Peter Mark Such (born 12 June 1964) is an English cricketer, cricket coach, and match referee. An off-spinner, Such was brought into the Test arena in 1993 as a replacement for John Emburey but, despite taking 6 for 67 on debut and being the highest wicket taker for England in the series only played an initial eight Tests before having to wait five years before his next appearance.

==Career==
Such enjoyed a 19-year first-class career including stints at Nottinghamshire and Leicestershire before joining Essex in 1990. It was at Essex where he gained most success although he is perhaps best remembered for hitting the winning boundary in the second day of a Natwest Trophy semi final against Glamorgan in 1997 when play had been suspended the day before due to bad light with Mark Ilott and Robert Croft having an on field confrontation seen on BBC television. Essex went on to win the Trophy. Such also helped Essex to win the County Championship in 1991 and 1992. He toured Australia with England 'A', taking 11 for 134 (comprising figures of 7 for 82 and 4 for 62) in victory over the Commonwealth Bank Cricket Academy, and dismissing Ricky Ponting and Adam Gilchrist twice each. During the 1993 season, when he made his England debut, Such bowled more first-class overs than any other bowler, and also took 76 wickets, more than any bowler except Mushtaq Ahmed and Steve Watkin. He also took 56 wickets in the County Championship in 1997.

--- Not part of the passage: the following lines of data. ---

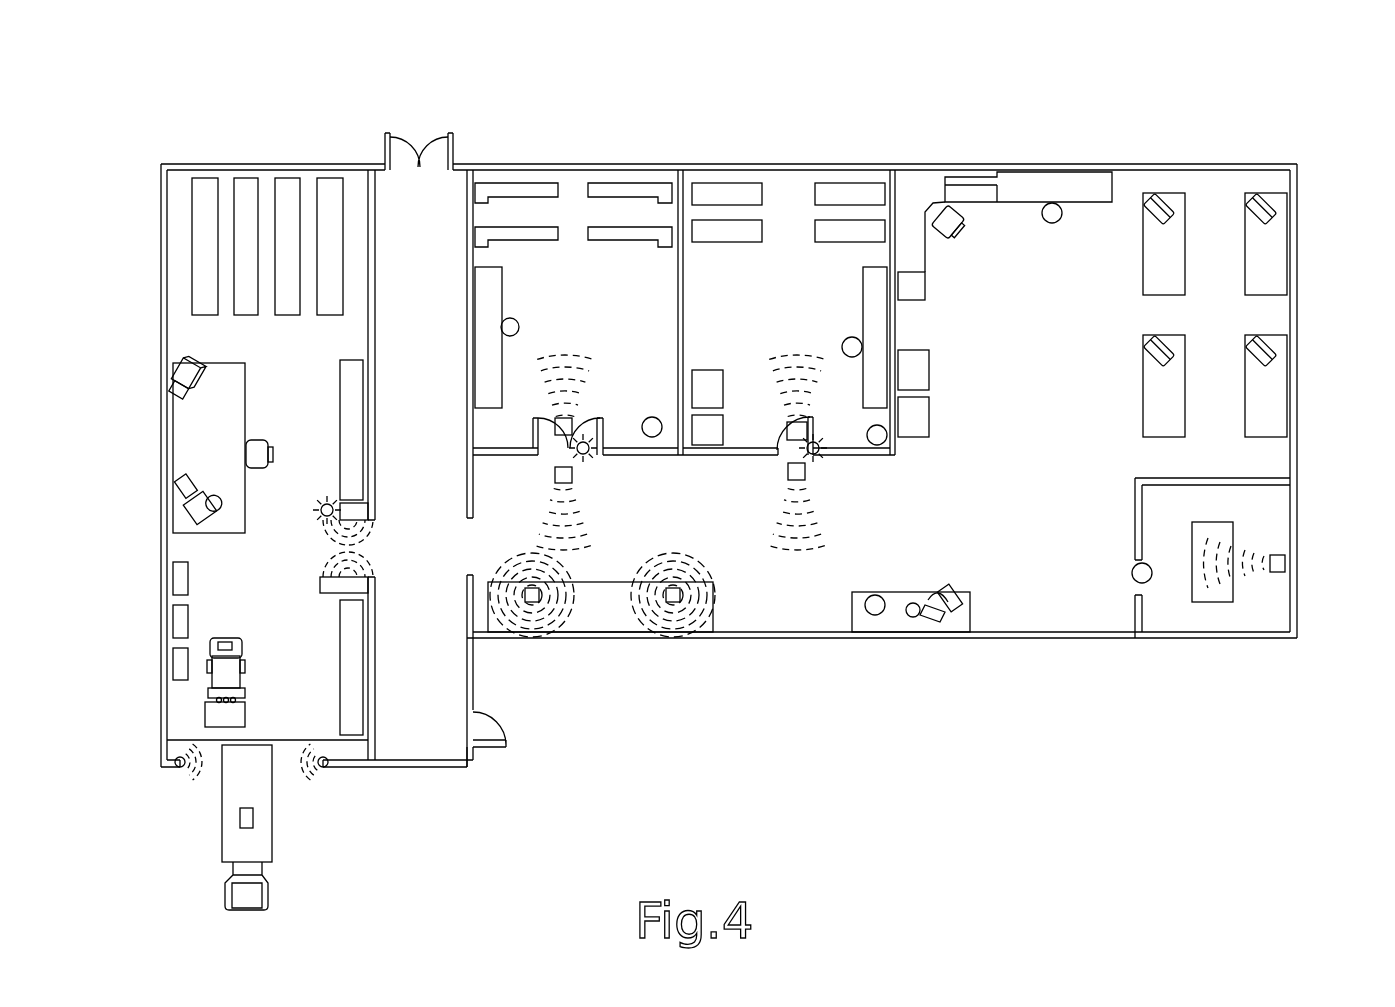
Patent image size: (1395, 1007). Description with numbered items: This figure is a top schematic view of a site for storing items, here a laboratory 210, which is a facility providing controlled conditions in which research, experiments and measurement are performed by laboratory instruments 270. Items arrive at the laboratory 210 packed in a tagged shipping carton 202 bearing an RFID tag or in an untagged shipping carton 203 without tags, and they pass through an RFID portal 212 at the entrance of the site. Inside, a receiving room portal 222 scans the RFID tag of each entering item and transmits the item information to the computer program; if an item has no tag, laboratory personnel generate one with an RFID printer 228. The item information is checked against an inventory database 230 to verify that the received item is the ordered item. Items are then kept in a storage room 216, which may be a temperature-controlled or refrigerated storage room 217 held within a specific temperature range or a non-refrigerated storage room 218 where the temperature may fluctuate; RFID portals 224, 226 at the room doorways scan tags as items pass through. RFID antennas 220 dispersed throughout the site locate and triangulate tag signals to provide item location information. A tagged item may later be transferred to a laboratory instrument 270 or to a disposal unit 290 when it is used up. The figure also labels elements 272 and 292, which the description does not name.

The laboratory 210 is at (756, 76).
The storage room 216 is at (741, 324).
The temperature-controlled or refrigerated storage room 217 is at (577, 195).
The non-temperature controlled or non-refrigerated storage room 218 is at (790, 195).
The RFID antennas 220 is at (533, 605).
The receiving room portal 222 is at (332, 597).
The RFID portal 224 is at (584, 456).
The RFID portal 226 is at (816, 456).
The RFID printer 228 is at (183, 375).
The inventory database 230 is at (188, 505).
The tagged shipping carton 202 is at (167, 733).
The untagged shipping carton 203 is at (223, 735).
The RFID portal 212 is at (326, 770).
The laboratory instruments 270 is at (1172, 293).
The bed 272 is at (1170, 200).
The disposal unit 290 is at (1253, 600).
The motor 292 is at (1130, 568).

He also enjoyed success on his eventual recall to the England team against Australia, taking 11 wickets in the Ashes in 1998–9, including his other test five-wicket haul, 5 for 81 at Sydney. Although not noted for his batting, in 1999, playing in his final Test at Old Trafford, he made the second-longest duck in Test history, from 52 balls, against New Zealand, and earned a standing ovation.

Such joined the ECB in 2009, going full-time in 2012, to work with bowlers throughout the England Performance Pathway as the National Lead Spin Bowling Coach. After leaving the role in November 2019 Such became a match referee ahead of the 2020 English cricket season.